On our third day in Hoi An, we weren’t shopping for clothes but rather a bag to put them in!  Each of us sampled having an item or two made before deciding it was worthwhile to get more.  All told, I have a new suit, a new jacket, 5 shirts, four ties, sandals, and a new pair of dress shoes.  How much for all this?  Just about $300.  The experience of the process is great too.  I had Courtney, two Vietnamese girls, and the tailor sizing me up during the various fittings for my clothes.  Even better, the company has my measurements in their database just in case I decide I’d like more stuff. 

When we weren’t shopping, we biked around the town visting museums, old houses, and pagodas.   Of course we also sampled some of the regional dishes that Hoi An is famous for.  My favorite was cao lao which you can read about here.  

Hoi An was a pleasant place with good food, nice clothes and a laid back feel–they’ve even outlawed touting! (a policy that would be welcome in the rest of Vietnam)  I’d recommend it to anyone making a visit to Vietnam.

A Turkish Cooking Lesson

January 29, 2007

Courtney and I love Turkish food. It would be hard not to after spending 9 months in the country and sampling everything possible. Perhaps my favorite contribution to Turkish cuisine is the “doner kebab,” usually lamb, but sometimes beef or chicken cooked on a vertical rotating spit. The meat is used in a variety of dishes, but it is always good. While in Turkey, I often wondered about the process of preparing and cooking the meat. I wanted to bring doner to the States! (crossman are you still in?)

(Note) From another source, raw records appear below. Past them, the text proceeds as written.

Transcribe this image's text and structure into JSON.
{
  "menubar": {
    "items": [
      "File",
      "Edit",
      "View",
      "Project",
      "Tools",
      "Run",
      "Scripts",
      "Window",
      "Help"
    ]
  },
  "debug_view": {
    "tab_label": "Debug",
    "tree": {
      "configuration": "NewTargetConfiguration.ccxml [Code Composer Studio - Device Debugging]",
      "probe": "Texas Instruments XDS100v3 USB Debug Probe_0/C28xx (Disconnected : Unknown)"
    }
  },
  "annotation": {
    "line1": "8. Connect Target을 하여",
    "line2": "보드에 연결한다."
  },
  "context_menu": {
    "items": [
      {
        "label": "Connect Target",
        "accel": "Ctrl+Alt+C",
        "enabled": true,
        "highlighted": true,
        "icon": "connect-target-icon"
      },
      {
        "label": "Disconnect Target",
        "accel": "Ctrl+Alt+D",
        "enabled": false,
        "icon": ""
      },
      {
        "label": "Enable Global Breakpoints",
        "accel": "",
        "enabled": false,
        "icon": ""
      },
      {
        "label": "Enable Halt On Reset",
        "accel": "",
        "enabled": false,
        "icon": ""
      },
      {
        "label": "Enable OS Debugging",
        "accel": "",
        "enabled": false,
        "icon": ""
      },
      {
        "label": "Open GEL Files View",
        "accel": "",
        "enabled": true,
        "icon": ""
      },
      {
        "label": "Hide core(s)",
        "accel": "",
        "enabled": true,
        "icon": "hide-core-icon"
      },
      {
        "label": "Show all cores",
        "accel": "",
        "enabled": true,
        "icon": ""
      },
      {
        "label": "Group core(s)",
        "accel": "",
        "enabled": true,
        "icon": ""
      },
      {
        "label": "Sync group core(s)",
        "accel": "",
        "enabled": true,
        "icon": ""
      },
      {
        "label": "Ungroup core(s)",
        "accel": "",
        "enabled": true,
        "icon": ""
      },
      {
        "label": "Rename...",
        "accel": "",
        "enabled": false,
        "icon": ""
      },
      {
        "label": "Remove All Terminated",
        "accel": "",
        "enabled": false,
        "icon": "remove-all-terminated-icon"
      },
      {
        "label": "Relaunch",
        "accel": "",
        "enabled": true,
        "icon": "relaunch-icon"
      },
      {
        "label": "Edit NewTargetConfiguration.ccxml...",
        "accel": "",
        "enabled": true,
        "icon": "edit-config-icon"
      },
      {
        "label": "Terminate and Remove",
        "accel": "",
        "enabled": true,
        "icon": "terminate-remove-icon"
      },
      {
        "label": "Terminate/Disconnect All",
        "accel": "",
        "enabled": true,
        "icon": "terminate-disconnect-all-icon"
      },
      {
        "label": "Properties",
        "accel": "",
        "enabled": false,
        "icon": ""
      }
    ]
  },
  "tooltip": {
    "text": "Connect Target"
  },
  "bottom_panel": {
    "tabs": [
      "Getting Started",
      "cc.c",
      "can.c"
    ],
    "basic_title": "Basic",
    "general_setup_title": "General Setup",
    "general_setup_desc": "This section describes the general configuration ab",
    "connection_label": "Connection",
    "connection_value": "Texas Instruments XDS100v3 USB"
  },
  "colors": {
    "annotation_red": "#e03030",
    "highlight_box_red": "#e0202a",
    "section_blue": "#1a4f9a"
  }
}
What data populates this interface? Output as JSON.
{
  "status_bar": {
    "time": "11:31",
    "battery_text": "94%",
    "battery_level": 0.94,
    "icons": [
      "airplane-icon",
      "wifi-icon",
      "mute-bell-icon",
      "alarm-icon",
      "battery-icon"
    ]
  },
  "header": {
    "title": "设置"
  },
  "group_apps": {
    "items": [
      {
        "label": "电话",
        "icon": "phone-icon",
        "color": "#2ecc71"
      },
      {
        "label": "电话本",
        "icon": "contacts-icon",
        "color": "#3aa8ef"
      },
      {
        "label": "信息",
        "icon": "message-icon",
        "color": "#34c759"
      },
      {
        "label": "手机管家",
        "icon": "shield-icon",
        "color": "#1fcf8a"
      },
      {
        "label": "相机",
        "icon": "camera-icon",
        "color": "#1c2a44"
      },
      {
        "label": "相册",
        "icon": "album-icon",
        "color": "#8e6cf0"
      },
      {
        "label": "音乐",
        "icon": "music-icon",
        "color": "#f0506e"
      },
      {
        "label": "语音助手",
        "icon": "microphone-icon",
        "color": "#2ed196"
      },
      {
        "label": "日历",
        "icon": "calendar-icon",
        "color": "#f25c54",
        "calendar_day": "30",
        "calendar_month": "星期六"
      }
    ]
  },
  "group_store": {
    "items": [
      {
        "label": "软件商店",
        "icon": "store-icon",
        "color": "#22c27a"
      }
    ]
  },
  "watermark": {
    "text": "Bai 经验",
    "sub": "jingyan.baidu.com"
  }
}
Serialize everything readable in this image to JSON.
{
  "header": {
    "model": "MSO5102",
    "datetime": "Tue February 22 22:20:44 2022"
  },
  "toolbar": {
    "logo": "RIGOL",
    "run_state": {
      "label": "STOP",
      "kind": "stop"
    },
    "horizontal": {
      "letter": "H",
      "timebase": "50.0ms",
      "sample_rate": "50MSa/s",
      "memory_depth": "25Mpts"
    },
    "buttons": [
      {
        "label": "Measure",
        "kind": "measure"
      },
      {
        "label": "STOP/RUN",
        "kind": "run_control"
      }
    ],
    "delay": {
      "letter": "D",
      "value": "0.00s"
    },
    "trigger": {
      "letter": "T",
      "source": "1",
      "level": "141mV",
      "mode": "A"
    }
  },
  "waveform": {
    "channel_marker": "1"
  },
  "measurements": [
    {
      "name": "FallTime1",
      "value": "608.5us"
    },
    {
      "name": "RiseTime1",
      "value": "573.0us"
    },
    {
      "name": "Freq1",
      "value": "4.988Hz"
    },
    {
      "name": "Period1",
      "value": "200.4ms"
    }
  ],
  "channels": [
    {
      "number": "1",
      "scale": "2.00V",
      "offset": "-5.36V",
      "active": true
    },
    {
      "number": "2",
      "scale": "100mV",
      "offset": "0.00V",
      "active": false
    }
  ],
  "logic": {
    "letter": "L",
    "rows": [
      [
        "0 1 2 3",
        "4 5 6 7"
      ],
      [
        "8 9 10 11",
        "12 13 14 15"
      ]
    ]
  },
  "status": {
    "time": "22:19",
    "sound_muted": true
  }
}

So why am I talking about Turkish food in the seaside resort of Nha Trang in Vietnam? Interestingly enough (oddly?), a Turk has found his way to this beachy locale. Murat, a self described “madman” (his response to why he lived in Vietnam), proudly boasts of having the only Turkish restaurant in Vietnam. His food was excellent, and Courtney and I were happy to have a break from Pho Bo, the national dish that is a rice noodle soup. Even more bizarre than finding the Turkish restaurant was that our attempts at speaking Turkish did not strike Murat as the least bit unusual.  We had a couple of meals with our new Turkish friend, and I told him I wanted to know how to make doner. “10:30 AM tomorrow,” he said. With that I had a date to learn one of the most essential items of Turkish cuisine. It’s more detailed than I thought, but perhaps some of you will get to try some day.

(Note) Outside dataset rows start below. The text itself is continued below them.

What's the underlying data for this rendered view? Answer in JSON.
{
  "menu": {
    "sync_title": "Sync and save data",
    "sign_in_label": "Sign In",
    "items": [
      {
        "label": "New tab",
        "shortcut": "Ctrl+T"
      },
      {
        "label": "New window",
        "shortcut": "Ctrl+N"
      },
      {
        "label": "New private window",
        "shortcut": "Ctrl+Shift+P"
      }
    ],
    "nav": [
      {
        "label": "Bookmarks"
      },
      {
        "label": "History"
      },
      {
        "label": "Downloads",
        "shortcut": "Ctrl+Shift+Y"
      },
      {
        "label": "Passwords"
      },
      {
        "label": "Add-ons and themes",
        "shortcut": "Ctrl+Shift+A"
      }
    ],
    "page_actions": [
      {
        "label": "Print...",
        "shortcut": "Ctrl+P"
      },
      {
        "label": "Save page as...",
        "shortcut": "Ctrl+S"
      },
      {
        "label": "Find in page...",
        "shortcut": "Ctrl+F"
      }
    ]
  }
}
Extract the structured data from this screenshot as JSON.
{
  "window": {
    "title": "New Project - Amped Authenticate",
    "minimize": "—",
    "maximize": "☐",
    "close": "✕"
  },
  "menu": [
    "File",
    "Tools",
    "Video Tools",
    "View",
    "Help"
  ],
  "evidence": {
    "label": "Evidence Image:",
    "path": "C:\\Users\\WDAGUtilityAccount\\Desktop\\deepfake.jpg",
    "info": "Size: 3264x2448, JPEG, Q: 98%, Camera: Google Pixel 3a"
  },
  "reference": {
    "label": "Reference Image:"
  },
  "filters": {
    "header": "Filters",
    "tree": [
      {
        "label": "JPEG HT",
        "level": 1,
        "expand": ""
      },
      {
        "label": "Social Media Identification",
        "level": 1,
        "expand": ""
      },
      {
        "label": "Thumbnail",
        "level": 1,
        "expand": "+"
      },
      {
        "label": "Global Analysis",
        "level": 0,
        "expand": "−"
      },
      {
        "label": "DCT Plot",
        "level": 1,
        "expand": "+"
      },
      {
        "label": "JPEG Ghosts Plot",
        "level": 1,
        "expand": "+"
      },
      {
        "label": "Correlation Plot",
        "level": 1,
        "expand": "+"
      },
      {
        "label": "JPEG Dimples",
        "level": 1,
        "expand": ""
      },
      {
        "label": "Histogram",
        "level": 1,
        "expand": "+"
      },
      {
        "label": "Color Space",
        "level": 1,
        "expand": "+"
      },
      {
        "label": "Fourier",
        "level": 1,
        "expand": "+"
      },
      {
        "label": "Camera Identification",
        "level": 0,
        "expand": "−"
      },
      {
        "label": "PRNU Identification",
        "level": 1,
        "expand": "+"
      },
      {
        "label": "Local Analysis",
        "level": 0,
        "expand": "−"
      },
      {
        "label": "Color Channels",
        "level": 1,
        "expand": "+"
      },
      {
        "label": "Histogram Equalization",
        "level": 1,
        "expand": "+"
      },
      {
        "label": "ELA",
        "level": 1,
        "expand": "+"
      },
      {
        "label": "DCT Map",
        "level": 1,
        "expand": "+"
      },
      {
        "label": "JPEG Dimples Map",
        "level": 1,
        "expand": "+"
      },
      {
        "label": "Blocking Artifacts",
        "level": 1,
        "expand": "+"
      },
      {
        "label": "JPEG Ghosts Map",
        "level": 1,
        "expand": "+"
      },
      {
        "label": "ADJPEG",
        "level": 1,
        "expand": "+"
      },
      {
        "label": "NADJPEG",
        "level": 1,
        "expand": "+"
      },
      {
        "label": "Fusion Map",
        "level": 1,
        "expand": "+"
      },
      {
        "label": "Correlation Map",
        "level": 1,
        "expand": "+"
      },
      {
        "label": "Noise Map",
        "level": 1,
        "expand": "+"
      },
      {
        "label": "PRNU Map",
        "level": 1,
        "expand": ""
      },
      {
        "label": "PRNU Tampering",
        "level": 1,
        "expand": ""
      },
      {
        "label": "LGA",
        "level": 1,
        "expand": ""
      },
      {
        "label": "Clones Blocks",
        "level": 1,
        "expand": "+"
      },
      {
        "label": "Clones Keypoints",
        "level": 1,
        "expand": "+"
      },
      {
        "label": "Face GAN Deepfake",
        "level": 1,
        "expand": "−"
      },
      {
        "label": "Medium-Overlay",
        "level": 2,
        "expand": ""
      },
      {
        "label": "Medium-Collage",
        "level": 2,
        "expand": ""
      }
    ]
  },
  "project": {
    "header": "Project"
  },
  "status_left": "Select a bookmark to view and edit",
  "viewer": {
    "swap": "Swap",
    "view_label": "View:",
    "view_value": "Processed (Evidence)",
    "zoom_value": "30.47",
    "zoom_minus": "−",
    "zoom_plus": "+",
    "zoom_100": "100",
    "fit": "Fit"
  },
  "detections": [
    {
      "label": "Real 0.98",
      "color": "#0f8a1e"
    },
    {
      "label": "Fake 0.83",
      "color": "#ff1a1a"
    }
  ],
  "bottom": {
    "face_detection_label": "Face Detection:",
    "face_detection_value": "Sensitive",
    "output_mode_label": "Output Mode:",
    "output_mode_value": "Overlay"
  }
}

Now I just need to find a way to import a machine from Istanbul.

Go Fly a Kite

January 23, 2007

On the island of Ko Phangan in Thailand, Courtney and I waited for enough wind to allow us to take kitesurfing lessons.  All of our waiting (4 days!) was in vain–you need at least 10 knots to fly these kites!  I’ve been wanting to try since seeing the huge and colorful kites on Lighthouse beach in Chatham. 

Enter Mui Ne Beach in Vietnam where the wind blows everyday.  From about 10:30 to 4:00, one can count over 30 kites in the air.  We decided to take the plunge (quite literally at times) and spent the next few days (5 hrs of lessons) learning the basics of kitesurfing.  It is definitely not easy, and the sheer power of the kite can be intimidating, but it is a lot of fun.  The lessons progress from flying a small kite on land to “bodydragging” in the water with a larger kite and longer lines before finally trying to incorporate the board.  My attempts at getting up on the board resulted in a lot of swallowed sea water, but I think if I have another day or two I’ll get it.  It is one of the more fun sports to watch–check out this video below.

January 23, 2007

Kite Surfing

The Cambodian wiffle

January 14, 2007

I’m generally a big fan of haircuts in foreign countries.  Though it requires a certain leap of faith, I’ve been happy with the results.  In Armenia, my barber cut the hair of the national soccer team and spent well over an hour ensuring that each of my hairs was the correct length.  In Turkey, $5 got you a shave, haircut, and bizarre lighter-to-the ear technique.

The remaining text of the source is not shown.